At first light, Sig softly tree-called, and a loud gobble burst from the cloudbank directly above us. We climbed up the rocky slope above the trail and set up, our backs to hickory trees, Sig fifteen yards to my right. We faced directly up the mountain. He gobbled again, and the wild bird was clearly roosting a mere fifty yards above us.

It was then I realized I had left my face mask and waterproof gloves behind. I pulled my turtleneck to my eyes and ducked my chin into my chest. The wind howled in our faces, whipping ice crystals into our skin. We waited, not daring to look at each other. Above us, the gobbler sounded off one more time, and his call resounded in the freezing air around us. Then silence descended like a cloud.

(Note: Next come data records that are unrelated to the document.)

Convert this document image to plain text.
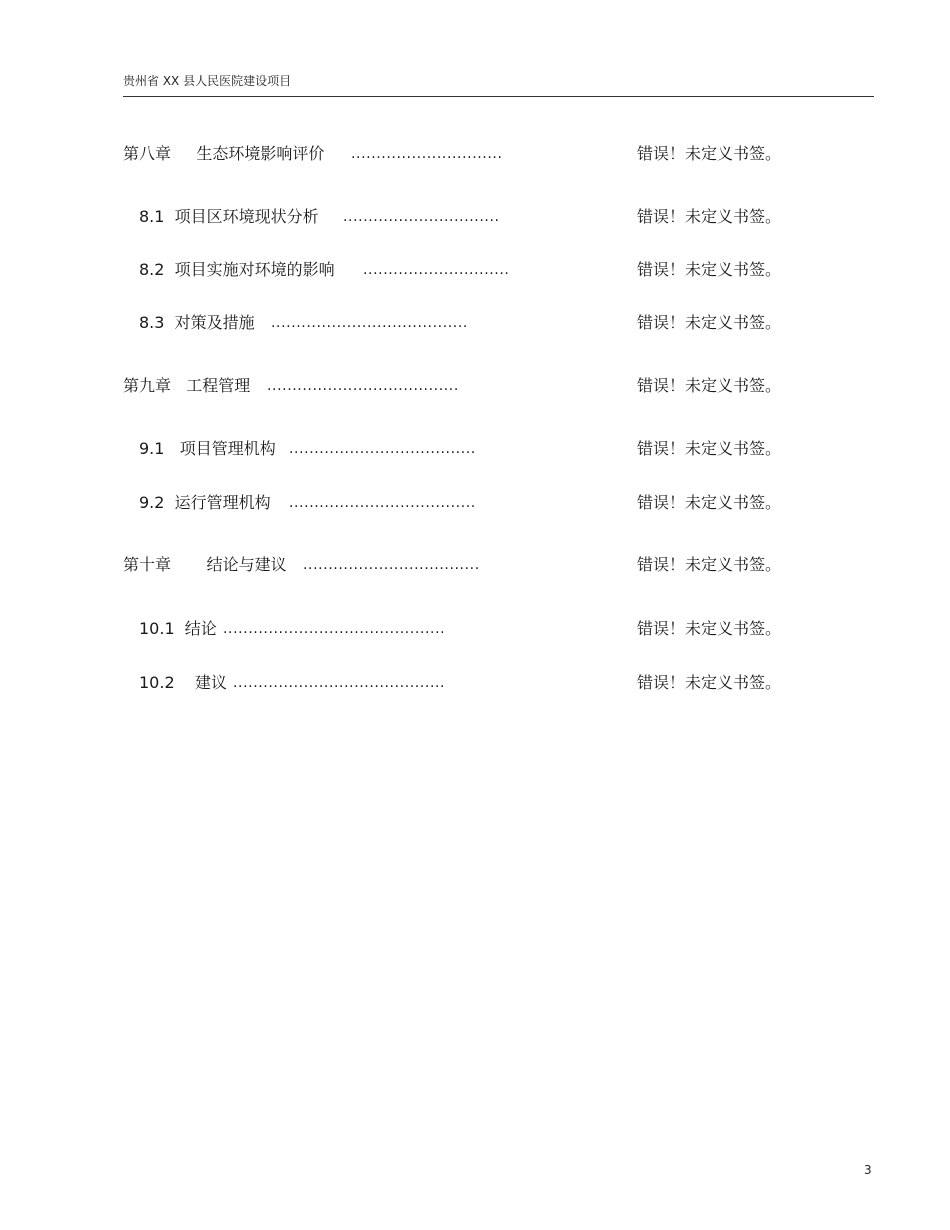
贵州省 XX 县人民医院建设项目
第八章     生态环境影响评价 ..............................	错误！未定义书签。
8.1  项目区环境现状分析 ...............................	错误！未定义书签。
8.2  项目实施对环境的影响 .............................	错误！未定义书签。
8.3  对策及措施 .......................................	错误！未定义书签。
第九章   工程管理 ......................................	错误！未定义书签。
9.1   项目管理机构 .....................................	错误！未定义书签。
9.2  运行管理机构 .....................................	错误！未定义书签。
第十章       结论与建议 ...................................	错误！未定义书签。
10.1  结论 ............................................	错误！未定义书签。
10.2    建议 ..........................................	错误！未定义书签。
3
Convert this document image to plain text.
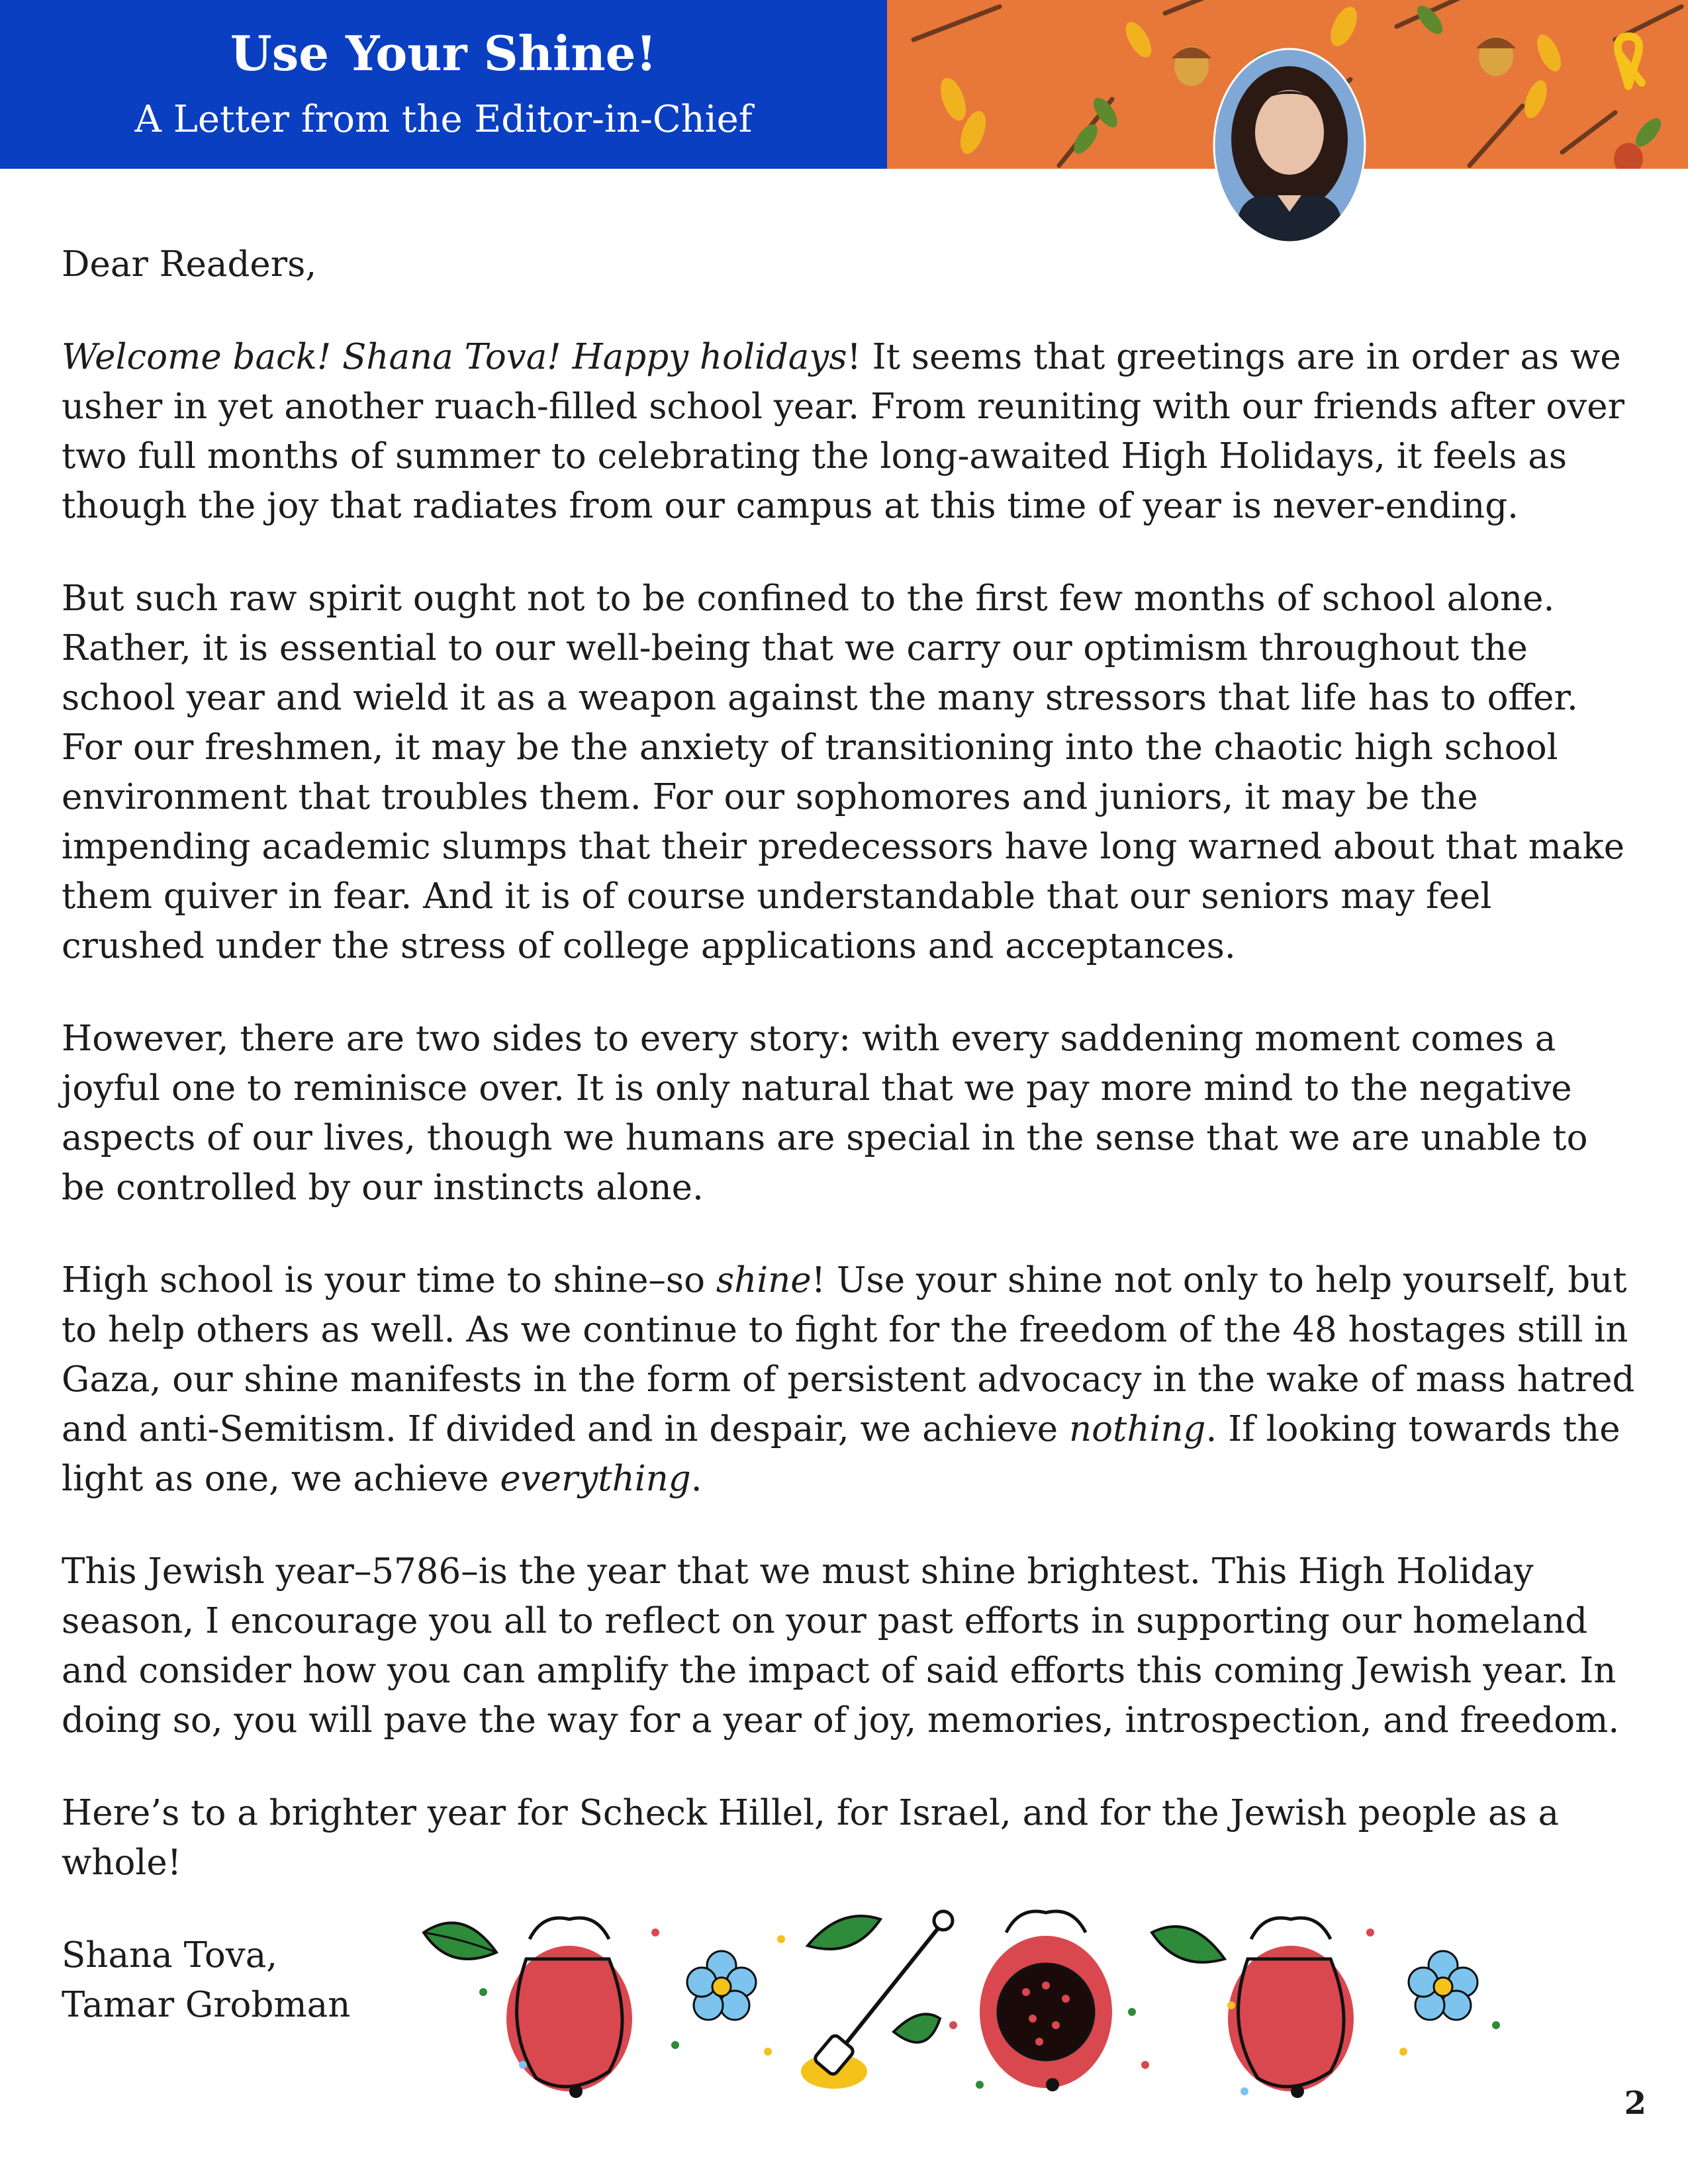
Use Your Shine!
A Letter from the Editor-in-Chief

Dear Readers,

Welcome back! Shana Tova! Happy holidays! It seems that greetings are in order as we usher in yet another ruach-filled school year. From reuniting with our friends after over two full months of summer to celebrating the long-awaited High Holidays, it feels as though the joy that radiates from our campus at this time of year is never-ending.

But such raw spirit ought not to be confined to the first few months of school alone. Rather, it is essential to our well-being that we carry our optimism throughout the school year and wield it as a weapon against the many stressors that life has to offer. For our freshmen, it may be the anxiety of transitioning into the chaotic high school environment that troubles them. For our sophomores and juniors, it may be the impending academic slumps that their predecessors have long warned about that make them quiver in fear. And it is of course understandable that our seniors may feel crushed under the stress of college applications and acceptances.

However, there are two sides to every story: with every saddening moment comes a joyful one to reminisce over. It is only natural that we pay more mind to the negative aspects of our lives, though we humans are special in the sense that we are unable to be controlled by our instincts alone.

High school is your time to shine–so shine! Use your shine not only to help yourself, but to help others as well. As we continue to fight for the freedom of the 48 hostages still in Gaza, our shine manifests in the form of persistent advocacy in the wake of mass hatred and anti-Semitism. If divided and in despair, we achieve nothing. If looking towards the light as one, we achieve everything.

This Jewish year–5786–is the year that we must shine brightest. This High Holiday season, I encourage you all to reflect on your past efforts in supporting our homeland and consider how you can amplify the impact of said efforts this coming Jewish year. In doing so, you will pave the way for a year of joy, memories, introspection, and freedom.

Here’s to a brighter year for Scheck Hillel, for Israel, and for the Jewish people as a whole!

Shana Tova,

Tamar Grobman

2
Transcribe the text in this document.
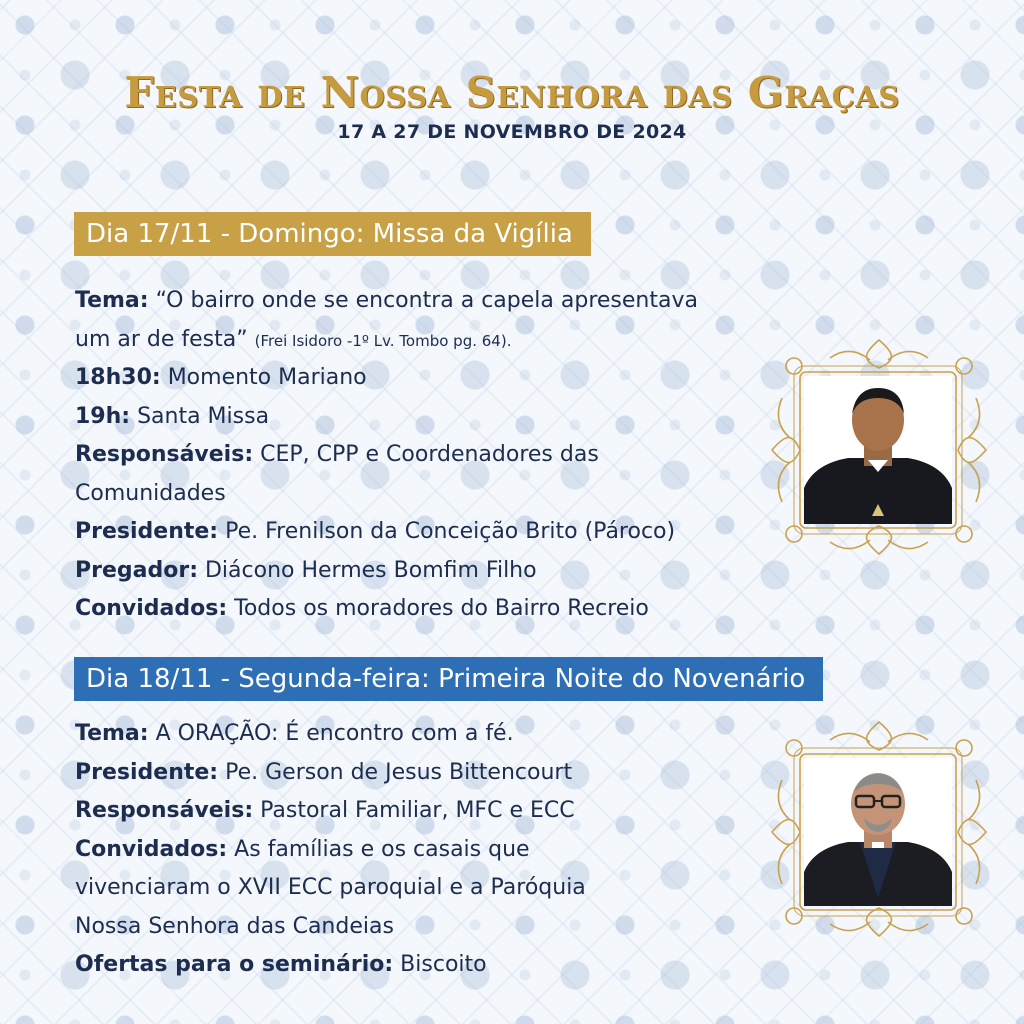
Festa de Nossa Senhora das Graças
17 A 27 DE NOVEMBRO DE 2024
Dia 17/11 - Domingo: Missa da Vigília
Tema: “O bairro onde se encontra a capela apresentava
um ar de festa” (Frei Isidoro -1º Lv. Tombo pg. 64).
18h30: Momento Mariano
19h: Santa Missa
Responsáveis: CEP, CPP e Coordenadores das
Comunidades
Presidente: Pe. Frenilson da Conceição Brito (Pároco)
Pregador: Diácono Hermes Bomfim Filho
Convidados: Todos os moradores do Bairro Recreio
Dia 18/11 - Segunda-feira: Primeira Noite do Novenário
Tema: A ORAÇÃO: É encontro com a fé.
Presidente: Pe. Gerson de Jesus Bittencourt
Responsáveis: Pastoral Familiar, MFC e ECC
Convidados: As famílias e os casais que
vivenciaram o XVII ECC paroquial e a Paróquia
Nossa Senhora das Candeias
Ofertas para o seminário: Biscoito
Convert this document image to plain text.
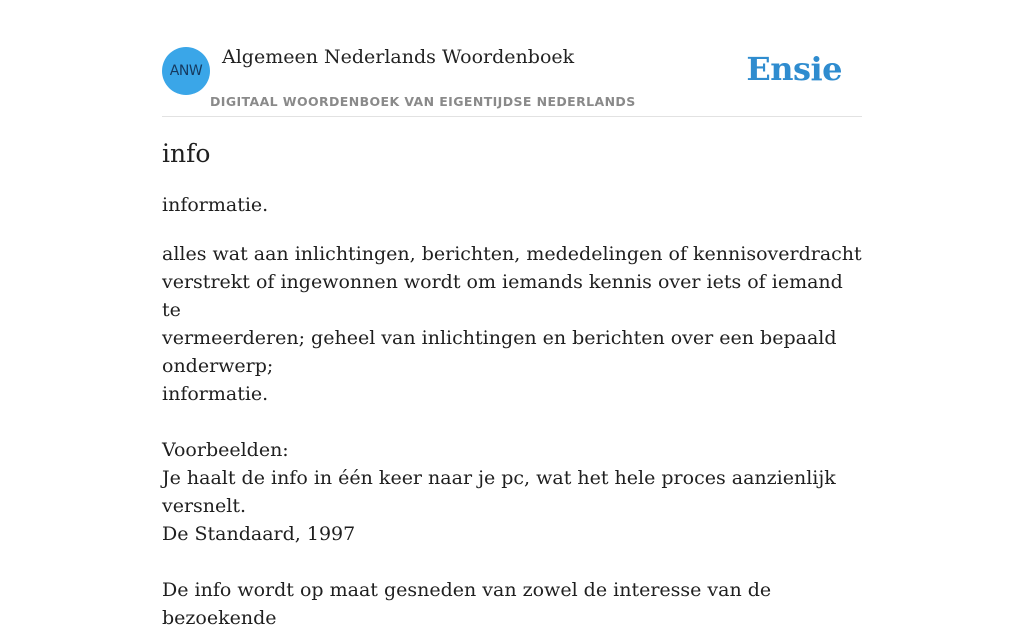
ANW
Algemeen Nederlands Woordenboek
DIGITAAL WOORDENBOEK VAN EIGENTIJDSE NEDERLANDS
Ensie
info
informatie.

alles wat aan inlichtingen, berichten, mededelingen of kennisoverdracht

verstrekt of ingewonnen wordt om iemands kennis over iets of iemand te

vermeerderen; geheel van inlichtingen en berichten over een bepaald onderwerp;

informatie.

Voorbeelden:

Je haalt de info in één keer naar je pc, wat het hele proces aanzienlijk versnelt.

De Standaard, 1997

De info wordt op maat gesneden van zowel de interesse van de bezoekende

Suddenly, out of frozen nowhere, a second wild gobbler sounded off. He was farther off to our right, but at our elevation. The muffled gobble sounded distant, perhaps a couple hundred yards away, though the bitter, driving wind made it hard to tell. The gobbler roosted above us remained silent. Then the wind picked up even more, driving into our eyes even harder, and it was hard to believe we were hunting House Mountain-even harder to believe it was mid-April. Ice and rain mixed in the wind, slapping at our hands, soaked in their cotton gloves. We waited, huddling against the tree trunks, shrinking into our inner layers.

Minutes crept by-five, ten. Then ten more. My feet felt like ice-blocks, and I couldn't feel my toes to wiggle them. My hands were drenched against the stock of the gun, and my breath blew out from my turtleneck in crystallizing clouds. As Sig told the story later, he said to the gobbler, "OK, now either you move or I move!"

Sig rapped out a series of sharp, varied calls that rattled through the frozen trees. Then the far bird gobbled-triple-gobbled! I stole a glance to my right, and I saw Sig turn his shoulders, torquing his waist to the right. He purred, and then he purred again.

I turned, too, but I never saw them come in. I could hear movement, but I could barely make out my partner, barely fifteen yards away, the clouds were so thick. A silence passed, like a ghost, then suddenly Sig shot into the fog. Birds flew in every direction; I stared up at them as I fell over on the ground. I stumbled up and ran with my partner down to the gobbler. He rolled down and came to rest against the trunk of a shagbark hickory, just above the House Mountain road. He was an immense, mature wild gobbler, dripping wet, crystals forming on his feathers.

It was seven o'clock in the morning on an opening day in April. My partner and I were shaking, nearly hypothermic, standing next to the wild gobbler, looking at each other and at him. I had never hunted House Mountain in such adverse conditions, in such a strange landscape of fog and wind and rain, and with such a result. To call such a hunt "successful" seemed not nearly enough. The words I thought of-the words I still think of today-were "amazing" and "wonderful." Even such words fail to tell the story. Even they fail to answer the kind of question my daughter posed this spring. They simply stand for an intimate form of wonder, a mysterious connection between humans and the wild.